支払いを忘れて居酒屋やカラオケボックス、ネットカフェなどの精算カウンターを通り過ぎて、店を出ていき、店員が背後から呼び止めてきたところを殴りつける。あるいは.まえてきた腕を振りほどいて転倒させる。その程度のことは、泥酔して判断力が低下していると、うっかりやってしまいかねない。

利益強盗や事後強盗は、典型的な強盗の形からは懸け離れている。だが、私たちの日常生活と隣り合わせで潜んでいる犯罪行為といえよう。

幸い、前に述べたタクシー運転手に対する強盗致傷に問われた件で、大河内弁護士は捜査側に働きかけ、「処分保留で釈放」となった。

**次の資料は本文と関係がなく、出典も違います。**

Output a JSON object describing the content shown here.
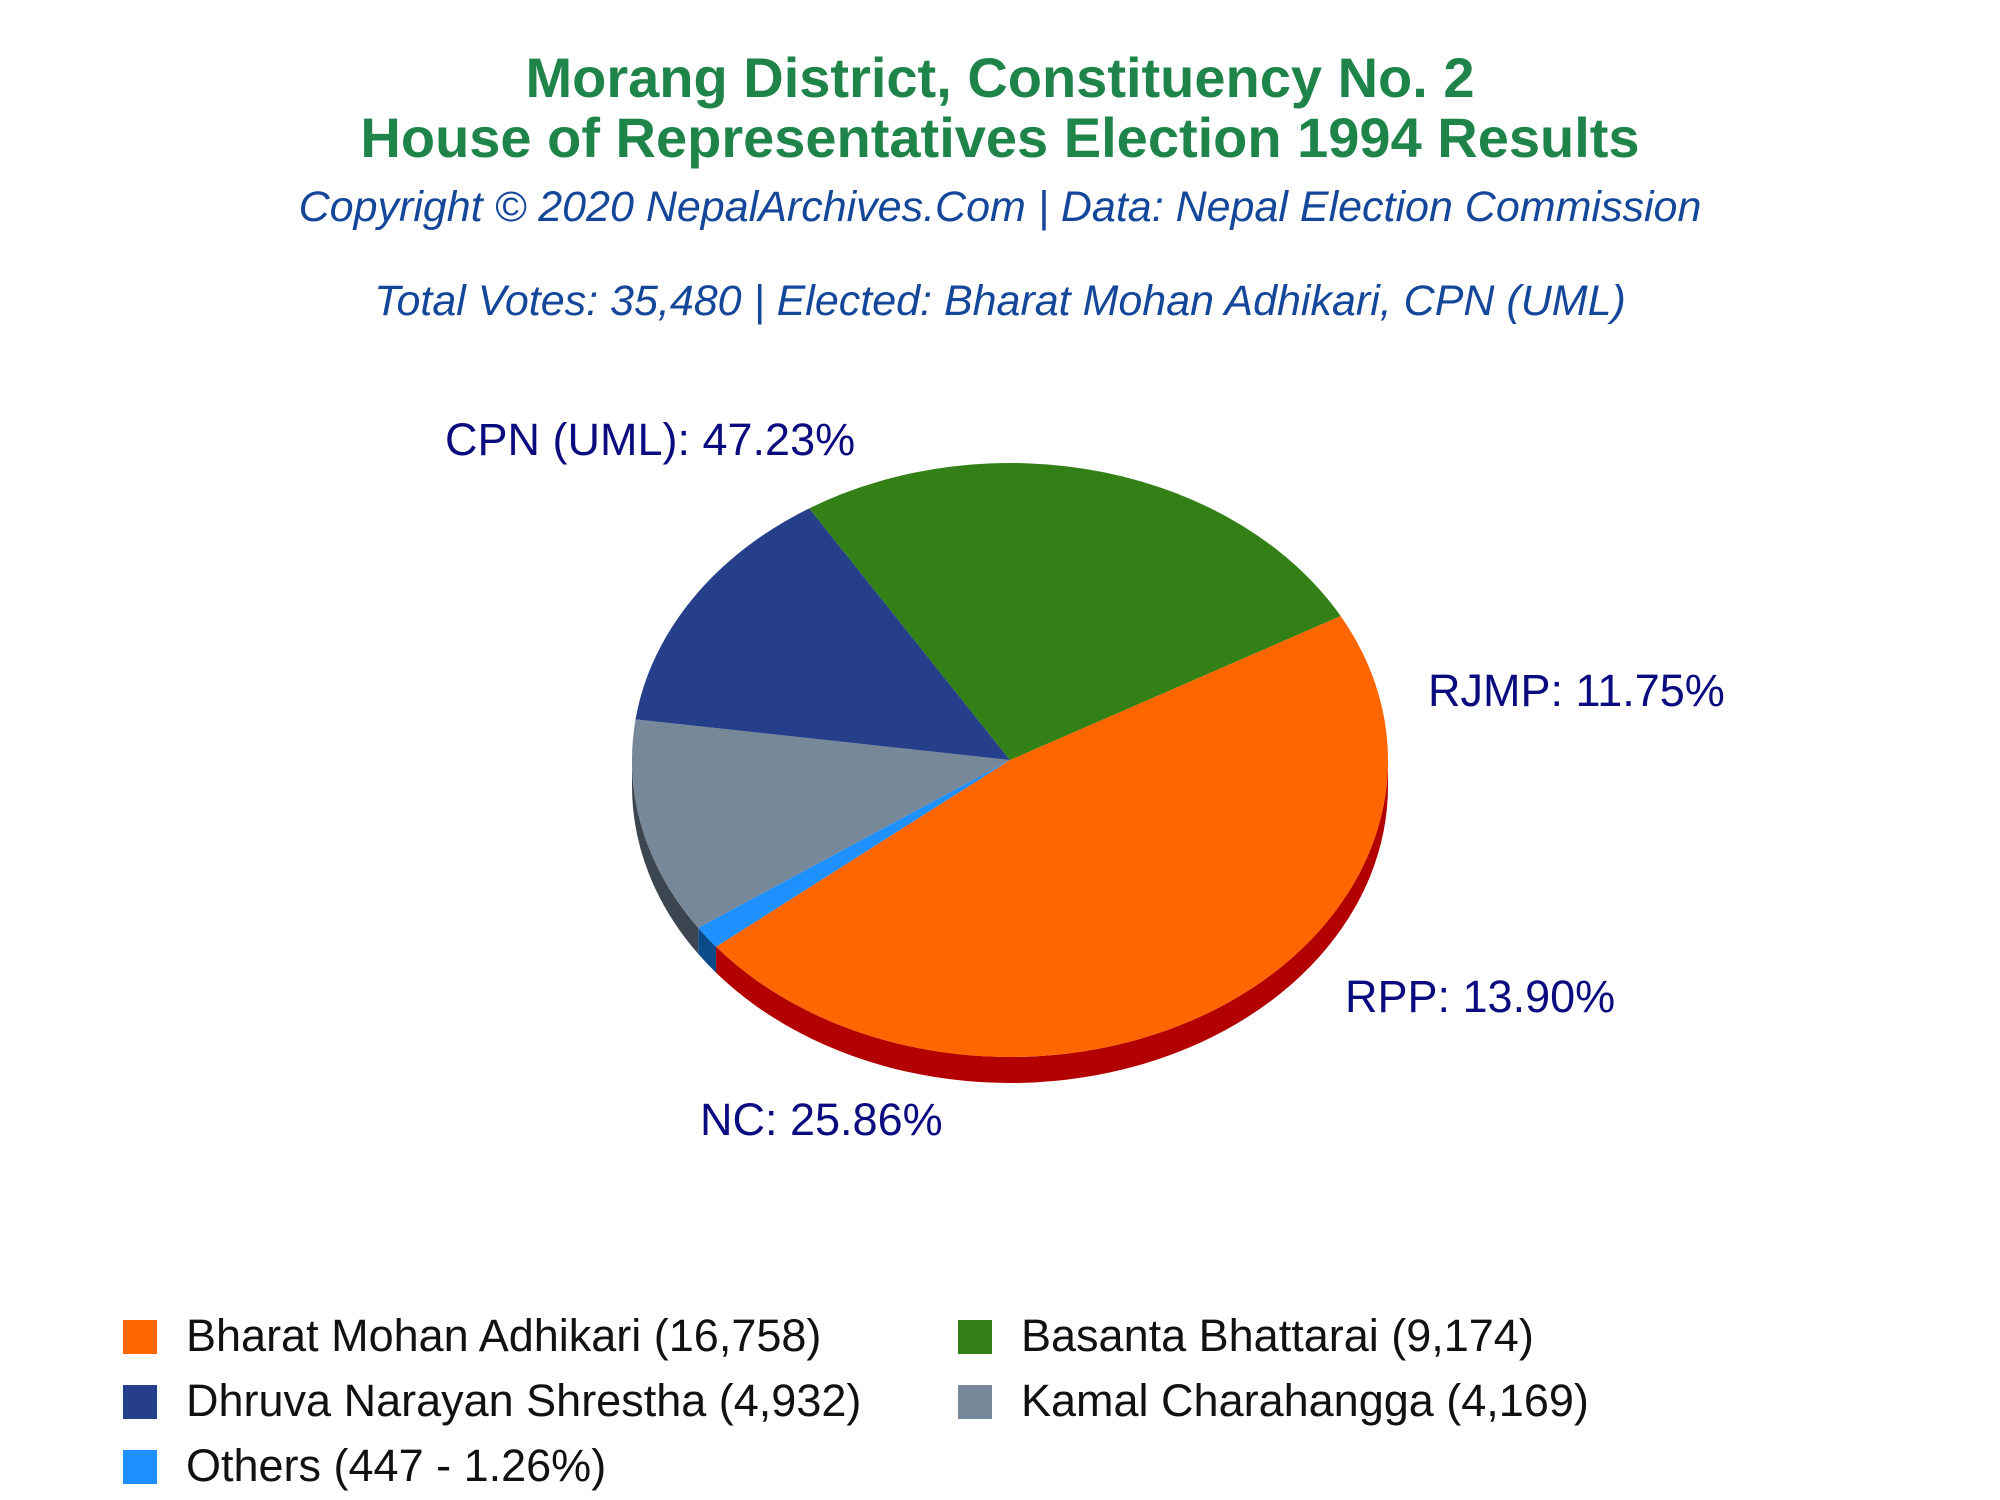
{
  "header": {
    "title_line1": "Morang District, Constituency No. 2",
    "title_line2": "House of Representatives Election 1994 Results",
    "copyright": "Copyright © 2020 NepalArchives.Com | Data: Nepal Election Commission",
    "summary": "Total Votes: 35,480 | Elected: Bharat Mohan Adhikari, CPN (UML)"
  },
  "chart_data": {
    "type": "pie",
    "style": "3d",
    "slices": [
      {
        "party": "CPN (UML)",
        "candidate": "Bharat Mohan Adhikari",
        "votes": 16758,
        "percent": 47.23,
        "label": "CPN (UML): 47.23%",
        "legend": "Bharat Mohan Adhikari (16,758)",
        "color": "#ff6600",
        "side_color": "#b30000"
      },
      {
        "party": "Others",
        "votes": 447,
        "percent": 1.26,
        "label": "",
        "legend": "Others (447 - 1.26%)",
        "color": "#1e90ff",
        "side_color": "#0a4a8a"
      },
      {
        "party": "RJMP",
        "candidate": "Kamal Charahangga",
        "votes": 4169,
        "percent": 11.75,
        "label": "RJMP: 11.75%",
        "legend": "Kamal Charahangga (4,169)",
        "color": "#778899",
        "side_color": "#3c4650"
      },
      {
        "party": "RPP",
        "candidate": "Dhruva Narayan Shrestha",
        "votes": 4932,
        "percent": 13.9,
        "label": "RPP: 13.90%",
        "legend": "Dhruva Narayan Shrestha (4,932)",
        "color": "#253f8a",
        "side_color": "#0a0f3a"
      },
      {
        "party": "NC",
        "candidate": "Basanta Bhattarai",
        "votes": 9174,
        "percent": 25.86,
        "label": "NC: 25.86%",
        "legend": "Basanta Bhattarai (9,174)",
        "color": "#338016",
        "side_color": "#0f2d05"
      }
    ],
    "legend_order": [
      0,
      4,
      3,
      2,
      1
    ],
    "label_color": "#0b0b80"
  }
}
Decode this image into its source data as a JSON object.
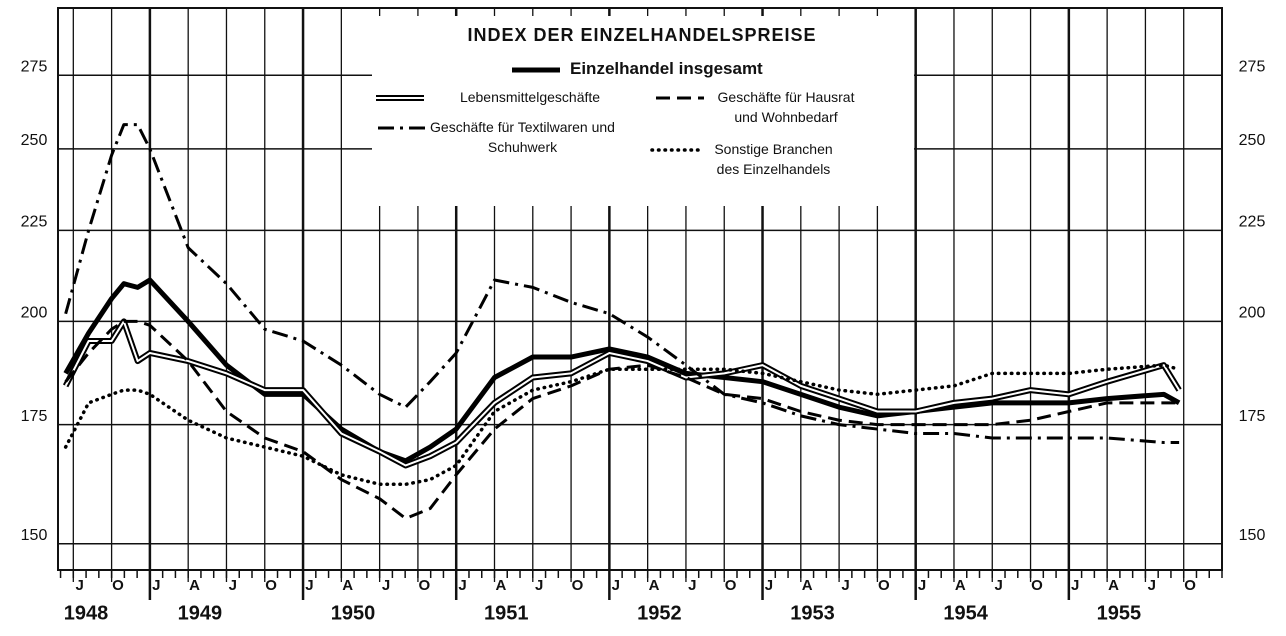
{
  "chart_data": {
    "type": "line",
    "title": "INDEX DER EINZELHANDELSPREISE",
    "log_scale": true,
    "grid": true,
    "legend": "top",
    "xlim": [
      1948.4,
      1956.0
    ],
    "ylim": [
      145,
      300
    ],
    "yticks": [
      150,
      175,
      200,
      225,
      250,
      275
    ],
    "xticks": [
      {
        "value": 1948.5,
        "label": "J"
      },
      {
        "value": 1948.75,
        "label": "O"
      },
      {
        "value": 1949,
        "label": "J"
      },
      {
        "value": 1949.25,
        "label": "A"
      },
      {
        "value": 1949.5,
        "label": "J"
      },
      {
        "value": 1949.75,
        "label": "O"
      },
      {
        "value": 1950,
        "label": "J"
      },
      {
        "value": 1950.25,
        "label": "A"
      },
      {
        "value": 1950.5,
        "label": "J"
      },
      {
        "value": 1950.75,
        "label": "O"
      },
      {
        "value": 1951,
        "label": "J"
      },
      {
        "value": 1951.25,
        "label": "A"
      },
      {
        "value": 1951.5,
        "label": "J"
      },
      {
        "value": 1951.75,
        "label": "O"
      },
      {
        "value": 1952,
        "label": "J"
      },
      {
        "value": 1952.25,
        "label": "A"
      },
      {
        "value": 1952.5,
        "label": "J"
      },
      {
        "value": 1952.75,
        "label": "O"
      },
      {
        "value": 1953,
        "label": "J"
      },
      {
        "value": 1953.25,
        "label": "A"
      },
      {
        "value": 1953.5,
        "label": "J"
      },
      {
        "value": 1953.75,
        "label": "O"
      },
      {
        "value": 1954,
        "label": "J"
      },
      {
        "value": 1954.25,
        "label": "A"
      },
      {
        "value": 1954.5,
        "label": "J"
      },
      {
        "value": 1954.75,
        "label": "O"
      },
      {
        "value": 1955,
        "label": "J"
      },
      {
        "value": 1955.25,
        "label": "A"
      },
      {
        "value": 1955.5,
        "label": "J"
      },
      {
        "value": 1955.75,
        "label": "O"
      }
    ],
    "year_ticks": [
      1948,
      1949,
      1950,
      1951,
      1952,
      1953,
      1954,
      1955
    ],
    "x": [
      1948.45,
      1948.6,
      1948.75,
      1948.83,
      1948.92,
      1949.0,
      1949.25,
      1949.5,
      1949.75,
      1950.0,
      1950.25,
      1950.5,
      1950.67,
      1950.83,
      1951.0,
      1951.25,
      1951.5,
      1951.75,
      1952.0,
      1952.25,
      1952.5,
      1952.75,
      1953.0,
      1953.25,
      1953.5,
      1953.75,
      1954.0,
      1954.25,
      1954.5,
      1954.75,
      1955.0,
      1955.25,
      1955.62,
      1955.72
    ],
    "series": [
      {
        "name": "Einzelhandel insgesamt",
        "color": "#000000",
        "style": "solid",
        "values": [
          187,
          197,
          206,
          210,
          209,
          211,
          200,
          189,
          182,
          182,
          174,
          169,
          167,
          170,
          174,
          186,
          191,
          191,
          193,
          191,
          187,
          186,
          185,
          182,
          179,
          177,
          178,
          179,
          180,
          180,
          180,
          181,
          182,
          180
        ]
      },
      {
        "name": "Lebensmittelgeschäfte",
        "color": "#000000",
        "style": "double",
        "values": [
          184,
          195,
          195,
          200,
          190,
          192,
          190,
          187,
          183,
          183,
          173,
          169,
          166,
          168,
          171,
          180,
          186,
          187,
          192,
          190,
          186,
          187,
          189,
          184,
          181,
          178,
          178,
          180,
          181,
          183,
          182,
          185,
          189,
          183
        ]
      },
      {
        "name": "Geschäfte für Hausrat und Wohnbedarf",
        "color": "#000000",
        "style": "dash",
        "values": [
          185,
          192,
          198,
          200,
          200,
          199,
          190,
          178,
          172,
          169,
          163,
          159,
          155,
          157,
          164,
          174,
          181,
          184,
          188,
          189,
          186,
          182,
          181,
          178,
          176,
          175,
          175,
          175,
          175,
          176,
          178,
          180,
          180,
          180
        ]
      },
      {
        "name": "Geschäfte für Textilwaren und Schuhwerk",
        "color": "#000000",
        "style": "dashdot",
        "values": [
          202,
          225,
          248,
          258,
          258,
          250,
          220,
          210,
          198,
          195,
          189,
          182,
          179,
          185,
          192,
          211,
          209,
          205,
          202,
          196,
          189,
          182,
          180,
          177,
          175,
          174,
          173,
          173,
          172,
          172,
          172,
          172,
          171,
          171
        ]
      },
      {
        "name": "Sonstige Branchen des Einzelhandels",
        "color": "#000000",
        "style": "dot",
        "values": [
          170,
          180,
          182,
          183,
          183,
          182,
          176,
          172,
          170,
          168,
          164,
          162,
          162,
          163,
          166,
          178,
          183,
          185,
          188,
          188,
          188,
          188,
          187,
          185,
          183,
          182,
          183,
          184,
          187,
          187,
          187,
          188,
          189,
          188
        ]
      }
    ]
  }
}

「雑談してるときに刑事が『ここに彼が来たときはもうベロベロだったんですよ』と口を滑らせたのです。ベロベロなら、ワケがわからなくて、運賃を踏み倒す意思も何もないということでね」(同)

ただ、それでは強盗致傷罪は免れても、運転手を傘で殴った傷害罪に問われかねない。

「傷害では罰金だけで終わるので納得できないと考えた検察は、強盗致傷で頑張りましたが、無理して起訴しても無罪判決が出てしまう。日本の刑事裁判は99.9%有罪の世界ですから、1件でも自分の担当が無罪になれば黒星。だから起訴されなかった」(同)

忘年会や正月、新年会シーズンには、適度な酒量は守りたいところだ。